Can someone please point me in the right direction, I've racked my brain for keyword combinations through Google.com (and the newly discovered http://www.google.com/linux)

llamakc · 12-31-2003, 12:53 PM

Do this:

apt-cache search kernel-image

You'll get tons back like:

kernel-image-2.4.18-1-386 - Linux kernel image for version 2.4.18 on 386.
kernel-image-2.4.18-1-586tsc - Linux kernel image for version 2.4.18 on Pentium-Classic.
kernel-image-2.4.18-1-686 - Linux kernel image 2.4.18 on PPro/Celeron/PII/PIII/PIV.
kernel-image-2.4.18-1-686-smp - Linux kernel image 2.4.18 on PPro/Celeron/PII/PIII/PIV SMP.
kernel-image-2.4.18-1-k6 - Linux kernel image for version 2.4.18 on AMD K6/K6-II/K6-III
kernel-image-2.4.18-1-k7 - Linux kernel image for version 2.4.18 on AMD K7
kernel-image-2.4.18-bf2.4 - Linux kernel image for version 2.4.18 (bf variant) on 386.
pcmcia-modules-2.4.18-bf2.4 - PCMCIA Modules for Linux (kernel 2.4.18-bf2.4).

Chose the one you want and install it with apt-get. This way you don't have to run through the installer again and choose bf24 at the install prompt (which would have given you a iptables-compatible 2.4 kernel).

You need a different kernel for iptables and it should be 2.4.X. There are many Debian packages that will make this very, very easy to do.

Good luck.

ridertech · 12-31-2003, 01:38 PM

Worked like a charm. Thanks, that was painless.

# apt-cache search kernel-image
# apt-get install kernel-image-2.4.18-686

* Not sure about the exact placement, but I got a message to do this...
# vi /etc/lilo.conf
(Added 'initrd=/initrd.img' after default=Linux and before image=/vmlinuz)

Restarted and now iptables -L works!

Thanks again.

ridertech · 12-31-2003, 06:36 PM

Somehow my Internet connection is no longer working after updating my kernel.

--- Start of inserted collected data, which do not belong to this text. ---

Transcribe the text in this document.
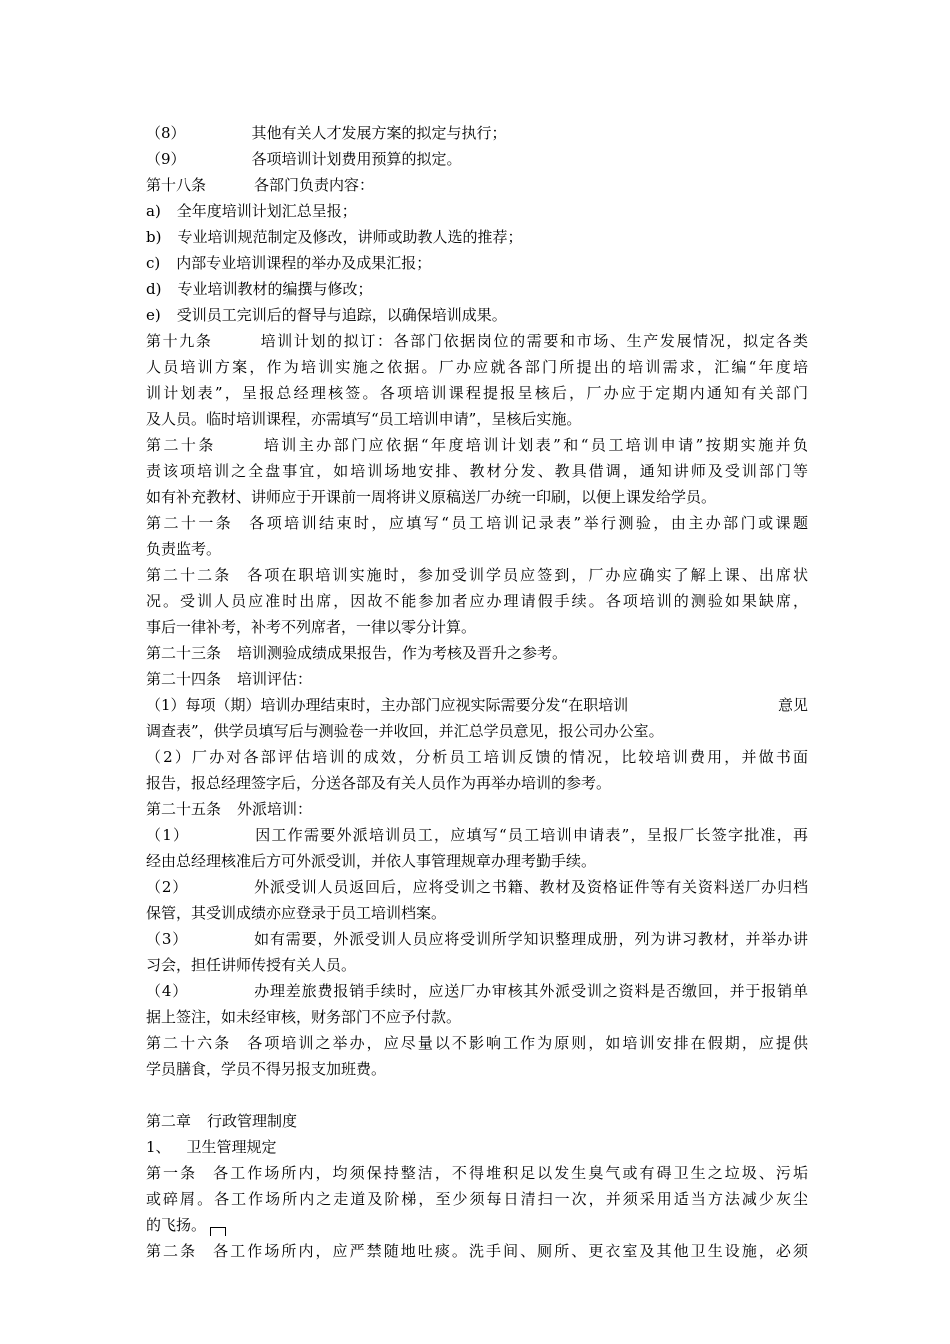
（8）	其他有关人才发展方案的拟定与执行；
（9）	各项培训计划费用预算的拟定。
第十八条	各部门负责内容：
a) 全年度培训计划汇总呈报；
b) 专业培训规范制定及修改，讲师或助教人选的推荐；
c) 内部专业培训课程的举办及成果汇报；
d) 专业培训教材的编撰与修改；
e) 受训员工完训后的督导与追踪，以确保培训成果。
第十九条	培训计划的拟订：各部门依据岗位的需要和市场、生产发展情况，拟定各类
人员培训方案，作为培训实施之依据。厂办应就各部门所提出的培训需求，汇编“年度培
训计划表”，呈报总经理核签。各项培训课程提报呈核后，厂办应于定期内通知有关部门
及人员。临时培训课程，亦需填写“员工培训申请”，呈核后实施。
第二十条	培训主办部门应依据“年度培训计划表”和“员工培训申请”按期实施并负
责该项培训之全盘事宜，如培训场地安排、教材分发、教具借调，通知讲师及受训部门等
如有补充教材、讲师应于开课前一周将讲义原稿送厂办统一印刷，以便上课发给学员。
第二十一条 各项培训结束时，应填写“员工培训记录表”举行测验，由主办部门或课题
负责监考。
第二十二条 各项在职培训实施时，参加受训学员应签到，厂办应确实了解上课、出席状
况。受训人员应准时出席，因故不能参加者应办理请假手续。各项培训的测验如果缺席，
事后一律补考，补考不列席者，一律以零分计算。
第二十三条 培训测验成绩成果报告，作为考核及晋升之参考。
第二十四条 培训评估：
（1）每项（期）培训办理结束时，主办部门应视实际需要分发“在职培训	意见
调查表”，供学员填写后与测验卷一并收回，并汇总学员意见，报公司办公室。
（2）厂办对各部评估培训的成效，分析员工培训反馈的情况，比较培训费用，并做书面
报告，报总经理签字后，分送各部及有关人员作为再举办培训的参考。
第二十五条 外派培训：
（1）	因工作需要外派培训员工，应填写“员工培训申请表”，呈报厂长签字批准，再
经由总经理核准后方可外派受训，并依人事管理规章办理考勤手续。
（2）	外派受训人员返回后，应将受训之书籍、教材及资格证件等有关资料送厂办归档
保管，其受训成绩亦应登录于员工培训档案。
（3）	如有需要，外派受训人员应将受训所学知识整理成册，列为讲习教材，并举办讲
习会，担任讲师传授有关人员。
（4）	办理差旅费报销手续时，应送厂办审核其外派受训之资料是否缴回，并于报销单
据上签注，如未经审核，财务部门不应予付款。
第二十六条 各项培训之举办，应尽量以不影响工作为原则，如培训安排在假期，应提供
学员膳食，学员不得另报支加班费。
第二章 行政管理制度
1、 卫生管理规定
第一条 各工作场所内，均须保持整洁，不得堆积足以发生臭气或有碍卫生之垃圾、污垢
或碎屑。各工作场所内之走道及阶梯，至少须每日清扫一次，并须采用适当方法减少灰尘
的飞扬。
第二条 各工作场所内，应严禁随地吐痰。洗手间、厕所、更衣室及其他卫生设施，必须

I originally set everything up during the install process, but not sure what to do to get it working again. Only the lo interface is displayed in ifconfig. I did find /etc/network/interfaces and it has all the info. What do I need to do to get this started upon boot?

auto eth0
iface eth0 inet static
address ...
netmask ...
network ...
broadcast ...
gateway ...

llamakc · 12-31-2003, 06:43 PM

Is eth0 seen by ifconfig? What is the output of lspci -v? Most likely you ONLY need to run "modconf" as root and insert the proper module for your NIC. That will let you ifup eth0 just fine.

ridertech · 12-31-2003, 07:20 PM

# lspci -v
(shows my ethernet controller and loopback)

# ifup eth0
ifup: interface eth0 already configured

# ifconfig
(shows only lo)

llamakc · 12-31-2003, 07:26 PM

Have you tried ifdowning it? ifdown eth0

And then ifup eth0

Was there anything in dmesg when you rebooted about eth?

dmesg | grep eth0

Weird that its not working.

ridertech · 12-31-2003, 10:04 PM

Very weird...

# dmesg | grep eth0
(nothing)

# ifdown eth0
SIOCSIFADDR: No such device

# ifup eth0
eth0: ERROR while getting interface flags: No such device
SIOCSIFNETMASK: No such device
SIOCSIFBRDADDR: No such device
eth0: ERROR while getting interface flags: No such device
eth0: ERROR while getting interface flags: No such device

Metroid · 08-15-2004, 08:01 PM

I just had this same problem.

I upgraded kernel for iptables and now eth0 is gone.
It isnt listed in /dev/

lspci finds and reports it as a:
3Com Corperation 3c590 10BaseT [Vortex]

Im guessing that i lost support for my card with the upgrade perhaps...

Any thoughts?

EDIT: Also im going to buy a new card regardless tomorow. Hopefully that will make a difference.

NH.net · 10-10-2004, 09:00 AM

Perhaps you guys have already solved this ...

I could solve the problem above by hitting:

# modprobe 8139too

and after that,

# /etc/init.d/networking restart

Maybe it's just a proper module (in my case, it's 8139too) wasn't used.